In 1990 millionaire San Francisco hotel owner Donald Werby avoided child rape charges in their entirety by pleading guilty to two misdemeanor charges of contributing to the delinquency of a minor. Werby agreed to pay a $300,000 fine and was sentenced to three years probation. Originally, a grand jury had indicted Werby on 22 felony sex and drug charges stemming from his hiring of underage prostitutes and furnishing them with crack cocaine for sex. All the felony sex charges, with their potential for prison time, sex offender registration, civil commitment, etc., were quietly dropped.

Russell Macguire is the predatory pedophile that is every parent's nightmare. But the heir to the Thompson submachine gun fortune, who was once worth an estimated $100 million, has led a charmed existence with the criminal justice system. In 1977 Maguire was charged with raping several girls he was traveling with, but those charges were dropped. In 1978 he was found not guilty by reason of insanity for raping an eight-year-old girl in a national park in Washington. In 1984 he was convicted in Florida of molesting an eight-year-old girl who said Maguire had lavished her with gifts, spent the night with her in his condo, fed her baby food, made her lie on top of him and rubbed her beneath her nightgown. Represented by F. Lee Bailey, Maguire pleaded no contest to the charges and received ten years of probation. In 1990 Maguire's probation was revoked for approaching children in a supermarket parking lot and offering them $100 to get into his car with him. While that is not illegal, Maguire's parole conditions prohibited him from having contact with children. Maguire had his probation revoked and was sent to prison for nine years. That proved short-lived as the Florida Supreme Court held that the sentencing judge had exceeded sentencing guidelines. Maguire spent a total of 27 months before being released on probation again.

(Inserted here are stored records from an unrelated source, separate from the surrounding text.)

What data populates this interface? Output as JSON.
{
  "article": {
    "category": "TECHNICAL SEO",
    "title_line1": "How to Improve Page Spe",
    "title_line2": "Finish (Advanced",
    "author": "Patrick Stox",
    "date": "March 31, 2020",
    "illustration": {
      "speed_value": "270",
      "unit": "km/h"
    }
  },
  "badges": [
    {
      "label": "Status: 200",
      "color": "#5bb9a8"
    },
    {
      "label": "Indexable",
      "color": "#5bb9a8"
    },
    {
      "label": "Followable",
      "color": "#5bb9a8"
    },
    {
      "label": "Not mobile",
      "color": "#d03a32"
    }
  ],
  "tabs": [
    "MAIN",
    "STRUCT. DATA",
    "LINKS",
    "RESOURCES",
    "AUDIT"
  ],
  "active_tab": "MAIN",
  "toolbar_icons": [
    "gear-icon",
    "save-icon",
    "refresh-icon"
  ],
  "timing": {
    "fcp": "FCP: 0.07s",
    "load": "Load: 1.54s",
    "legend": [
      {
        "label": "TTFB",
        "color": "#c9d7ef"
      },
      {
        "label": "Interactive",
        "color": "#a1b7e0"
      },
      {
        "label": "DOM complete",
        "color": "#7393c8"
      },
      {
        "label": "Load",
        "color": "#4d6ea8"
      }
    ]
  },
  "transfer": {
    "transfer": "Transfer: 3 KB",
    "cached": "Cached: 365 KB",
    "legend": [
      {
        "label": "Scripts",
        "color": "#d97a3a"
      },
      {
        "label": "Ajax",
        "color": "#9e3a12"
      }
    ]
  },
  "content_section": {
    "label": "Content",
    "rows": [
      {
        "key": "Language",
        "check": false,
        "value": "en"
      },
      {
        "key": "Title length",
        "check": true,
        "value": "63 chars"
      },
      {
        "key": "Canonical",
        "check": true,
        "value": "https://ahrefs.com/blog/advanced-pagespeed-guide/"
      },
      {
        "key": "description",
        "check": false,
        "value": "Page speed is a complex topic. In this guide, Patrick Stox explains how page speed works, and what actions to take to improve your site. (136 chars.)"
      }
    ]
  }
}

Rapper Tupac Shakur, who was killed in 1996, was convicted in 1994 of first-degree sexual abuse for luring a fan into his hotel room in New York City and groping her with some friends. At the time of his death, Shakur was out on a $500,000 appeal bond. Appeal bonds for convicted violent criminals are very rare, at least for poor ones. Given Shakur's extensive prior criminal record, this appeal bond was doubly exceptional.

Less than a year before the sex-abuse conviction, Shakur was convicted of beating a video director and served 15 days in jail for the attack. A month after that he was sentenced to ten days in jail for menacing fans in Michigan. Six months after that he was charged with shooting two off-duty cops in Atlanta, but those charges were later dropped. Five months after being arrested on the sexual abuse charges in New York, and while awaiting trial, Shakur was arrested in California on charges of possessing pot and carrying a concealed weapon. Obviously Shakur's race was hardly a disadvantage to him, as he managed to avoid anything but the shortest of jail time for his crimes. If race was any disadvantage, it was more than offset by his wealth and that of his record label, which had a vested interest in keeping him out of prison and cutting albums for them.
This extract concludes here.